Me: I did not know that.
6-year-old: That’s because you only have 1 brain.
Gave our gerbil a piece of kale from the garden. Now it’s complaining about gluten and begging for its own little pair of Uggs.
“Dreadfully mediocre.”
“Astonishing lack of imagination.”
“Your child peaked at age 5.”
– why my friends no longer invite me to school plays
Boys who wear sports jerseys are just cosplaying athletes but no one is ready to have that conversation yet.

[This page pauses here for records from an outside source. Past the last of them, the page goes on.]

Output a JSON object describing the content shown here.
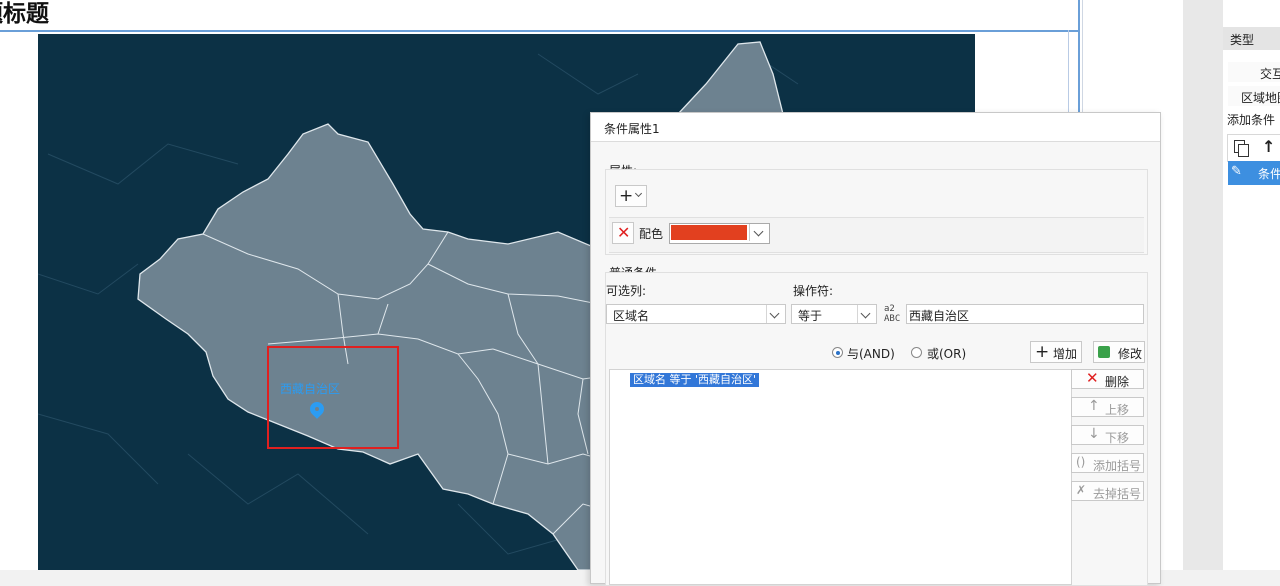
{
  "page": {
    "title": "题标题"
  },
  "map": {
    "region_label": "西藏自治区",
    "colors": {
      "ocean": "#0c3145",
      "land": "#6d8290",
      "highlight_box": "#e02020",
      "label": "#2b9cf2"
    }
  },
  "right_panel": {
    "header": "类型",
    "rows": [
      "交互",
      "区域地图"
    ],
    "add_condition_label": "添加条件",
    "selected_item": "条件"
  },
  "dialog": {
    "title": "条件属性1",
    "attributes_label": "属性:",
    "add_button": "+",
    "color_attr": {
      "label": "配色",
      "value": "#e2401f"
    },
    "normal_conditions_label": "普通条件",
    "column_label": "可选列:",
    "column_value": "区域名",
    "operator_label": "操作符:",
    "operator_value": "等于",
    "value_input": "西藏自治区",
    "logic": {
      "and_label": "与(AND)",
      "or_label": "或(OR)",
      "selected": "and"
    },
    "add_label": "增加",
    "modify_label": "修改",
    "condition_item": "区域名 等于 '西藏自治区'",
    "side_buttons": {
      "delete": "删除",
      "up": "上移",
      "down": "下移",
      "add_paren": "添加括号",
      "remove_paren": "去掉括号"
    }
  }
}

true friends will unglue your lips from your leg when DIY waxing goes terribly wrong
I take no responsibility for anything I said or did yesterday.
I was young. It was a different time.
If Facebook changed “poke” to “stab” I would use it all the time.
Son, we don’t play Hungry Hungry Hippos for “fun.” We play it to learn how friends turn on each other in moments of desperation and scarcity
Him: I’m a morning person
Me *scared of werewolves* w…what are you at night??
I would offer to wisk you away on a forbidden, sin filled vacation, but I just paid for an airport mixed drink instead…
me: [placing 20 bags of pizza rolls onto counter]
cashier: getting ready for the big snow storm?
me: snow storm?
Bon Jovi promising we were half way there 37 years ago is why I have trust issues
Email I meant to send – “I will touch base with you next week” vs the email I sent – “I will touch you next week”
HR reminds us to proof read before sending
If you’re worried that you added too much cheese to the recipe I am here to reassure you that you did not
There’s no time capsule quite like the pocket of a coat that’s been in the closet for a year.